Edward Bates b 26 Nov 1606

From batesplace.org:

Edward Bates arrived in Boston from England September 18, 1633 onboard the Griffin. On that ship were 100 passengers, including Anne Hutchinson who would play a part in his life. Most on the Griffin were likely followers of Reverend John Cotton who had already made his way to Boston. On the passenger list was the Reverend Jonathan Lothrop who had conducted separatist services in Edgerton, Kent and London, and the Rev. Zachariah Symmes of Canterbury, Kent.

 From The Planters of the Commonwealth by Charles Edward Banks: We do not know how much Edward Bates may have been involved in the religious discussion that most likely occurred on the Griffin but we do know that he found something he liked in what Anne Hutchinson had to say, if not then, in the near future. 

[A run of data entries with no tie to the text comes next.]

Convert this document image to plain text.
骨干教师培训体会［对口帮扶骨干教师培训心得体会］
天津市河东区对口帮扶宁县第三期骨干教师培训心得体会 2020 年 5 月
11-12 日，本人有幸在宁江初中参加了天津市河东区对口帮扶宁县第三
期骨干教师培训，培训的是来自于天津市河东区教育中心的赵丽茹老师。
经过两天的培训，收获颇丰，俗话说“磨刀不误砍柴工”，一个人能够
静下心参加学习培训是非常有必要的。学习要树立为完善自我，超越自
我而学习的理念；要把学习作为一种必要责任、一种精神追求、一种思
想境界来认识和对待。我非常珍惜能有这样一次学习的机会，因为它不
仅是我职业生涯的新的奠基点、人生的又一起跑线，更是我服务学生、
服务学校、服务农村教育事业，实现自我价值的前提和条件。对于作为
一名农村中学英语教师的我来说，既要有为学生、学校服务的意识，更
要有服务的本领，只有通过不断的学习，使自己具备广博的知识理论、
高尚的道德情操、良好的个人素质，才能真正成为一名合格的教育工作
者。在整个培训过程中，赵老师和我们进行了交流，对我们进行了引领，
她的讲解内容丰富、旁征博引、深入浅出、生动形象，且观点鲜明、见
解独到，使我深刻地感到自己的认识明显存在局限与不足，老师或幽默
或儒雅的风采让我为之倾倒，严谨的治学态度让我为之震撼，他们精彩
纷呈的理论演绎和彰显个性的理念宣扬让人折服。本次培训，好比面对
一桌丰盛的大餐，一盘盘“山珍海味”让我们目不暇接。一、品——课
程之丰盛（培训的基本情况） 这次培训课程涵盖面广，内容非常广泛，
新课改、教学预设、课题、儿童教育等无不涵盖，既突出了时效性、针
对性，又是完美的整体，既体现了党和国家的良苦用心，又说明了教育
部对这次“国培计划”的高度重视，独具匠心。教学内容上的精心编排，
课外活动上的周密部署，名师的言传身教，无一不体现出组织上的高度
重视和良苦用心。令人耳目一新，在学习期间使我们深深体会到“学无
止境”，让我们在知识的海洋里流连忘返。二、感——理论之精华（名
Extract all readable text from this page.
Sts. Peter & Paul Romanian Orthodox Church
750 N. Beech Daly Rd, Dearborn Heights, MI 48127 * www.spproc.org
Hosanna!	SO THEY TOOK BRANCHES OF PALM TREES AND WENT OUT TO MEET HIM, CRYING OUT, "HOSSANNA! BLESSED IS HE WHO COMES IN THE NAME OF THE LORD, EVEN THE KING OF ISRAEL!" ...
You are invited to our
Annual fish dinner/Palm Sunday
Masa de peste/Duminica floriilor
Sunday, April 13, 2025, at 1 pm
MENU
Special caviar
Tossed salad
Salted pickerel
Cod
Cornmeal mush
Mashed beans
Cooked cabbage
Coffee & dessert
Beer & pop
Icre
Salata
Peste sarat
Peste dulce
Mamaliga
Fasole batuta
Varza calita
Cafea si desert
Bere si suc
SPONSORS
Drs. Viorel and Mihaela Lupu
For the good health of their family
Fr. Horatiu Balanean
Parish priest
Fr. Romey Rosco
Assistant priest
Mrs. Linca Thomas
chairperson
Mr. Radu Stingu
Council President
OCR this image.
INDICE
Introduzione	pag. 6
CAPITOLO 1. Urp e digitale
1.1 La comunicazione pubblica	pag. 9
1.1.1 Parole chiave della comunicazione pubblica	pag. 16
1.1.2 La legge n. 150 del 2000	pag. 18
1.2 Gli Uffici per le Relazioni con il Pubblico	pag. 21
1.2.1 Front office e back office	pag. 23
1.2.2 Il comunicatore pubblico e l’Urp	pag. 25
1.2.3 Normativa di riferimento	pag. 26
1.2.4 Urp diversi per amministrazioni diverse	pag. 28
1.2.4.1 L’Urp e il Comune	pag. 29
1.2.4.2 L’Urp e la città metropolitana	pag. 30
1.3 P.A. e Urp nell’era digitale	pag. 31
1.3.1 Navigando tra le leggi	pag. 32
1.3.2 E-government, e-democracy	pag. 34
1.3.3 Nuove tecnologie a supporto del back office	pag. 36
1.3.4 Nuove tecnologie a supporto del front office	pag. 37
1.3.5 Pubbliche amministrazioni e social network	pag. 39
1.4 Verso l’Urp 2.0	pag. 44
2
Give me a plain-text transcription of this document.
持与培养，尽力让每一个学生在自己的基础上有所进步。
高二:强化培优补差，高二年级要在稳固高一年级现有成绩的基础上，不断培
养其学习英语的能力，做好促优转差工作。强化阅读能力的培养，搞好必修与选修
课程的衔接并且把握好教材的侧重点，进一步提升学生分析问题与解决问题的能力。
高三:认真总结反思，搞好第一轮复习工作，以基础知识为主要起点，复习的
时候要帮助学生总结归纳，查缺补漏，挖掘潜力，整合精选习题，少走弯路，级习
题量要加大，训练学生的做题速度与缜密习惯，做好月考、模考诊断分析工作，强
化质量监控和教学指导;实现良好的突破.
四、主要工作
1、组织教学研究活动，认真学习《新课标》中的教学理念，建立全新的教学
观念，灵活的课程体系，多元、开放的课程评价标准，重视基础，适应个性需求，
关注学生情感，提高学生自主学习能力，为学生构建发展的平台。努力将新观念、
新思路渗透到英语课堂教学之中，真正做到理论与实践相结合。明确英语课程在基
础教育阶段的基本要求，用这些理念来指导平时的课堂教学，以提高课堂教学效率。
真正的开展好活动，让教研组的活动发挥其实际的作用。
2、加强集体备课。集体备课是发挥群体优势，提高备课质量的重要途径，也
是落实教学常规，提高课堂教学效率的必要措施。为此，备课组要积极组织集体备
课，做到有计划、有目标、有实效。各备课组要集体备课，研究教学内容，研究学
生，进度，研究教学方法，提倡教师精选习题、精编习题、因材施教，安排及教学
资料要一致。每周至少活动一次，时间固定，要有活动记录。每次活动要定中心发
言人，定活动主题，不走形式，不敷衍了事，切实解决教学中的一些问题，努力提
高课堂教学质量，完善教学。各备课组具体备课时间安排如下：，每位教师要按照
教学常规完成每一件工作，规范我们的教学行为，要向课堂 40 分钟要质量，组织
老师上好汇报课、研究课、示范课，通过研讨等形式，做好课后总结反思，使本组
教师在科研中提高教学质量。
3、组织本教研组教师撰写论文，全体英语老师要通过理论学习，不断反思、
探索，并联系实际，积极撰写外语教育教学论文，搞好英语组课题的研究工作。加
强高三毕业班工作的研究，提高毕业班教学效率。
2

Edward came as a servant to Thomas Leverett, [a lawyer Alderman from Boston, England who had come previously with John Cotton and would also be an Elder in the First Church of Boston], but he soon earned his freedom, and became a freeman in 1637. He married Lydia Fairbanks about 1640 in Boston,  and embarked on a brief but colorful life in the new Boston.

Edward was excommunicated and disarmed for heresy as a follower of Anne Hutchinson. She was a strong and good woman who tended the sick, offered aid at birthing and dying, and believed in a personal relationship with God. She led discussions and prayer meetings, infuriating the men clergy who banished her from Massachusetts Bay Colony. Her followers were allowed to remain but were branded “heretics” and allowed no rights or property, including weapons. It must have been a fearful punishment in that society.

Edward eventually recanted and was allowed back into the fold. He is mentioned several times in the Boston Town Records. He was given 14 acres of land on Pullen Poynt (now the town of Winthrop, where a Bates Road still exists). He almost lost the land because he sailed off to Sable Island to hunt instead of tending to the required house building but the town fathers relented and gave him an extension of time.

His only child, John, was born in 1641 and baptized in the First Church of Boston. The date and circumstances of Edward’s death aren’t known, but in 1645 his widow married William Fletcher in Concord.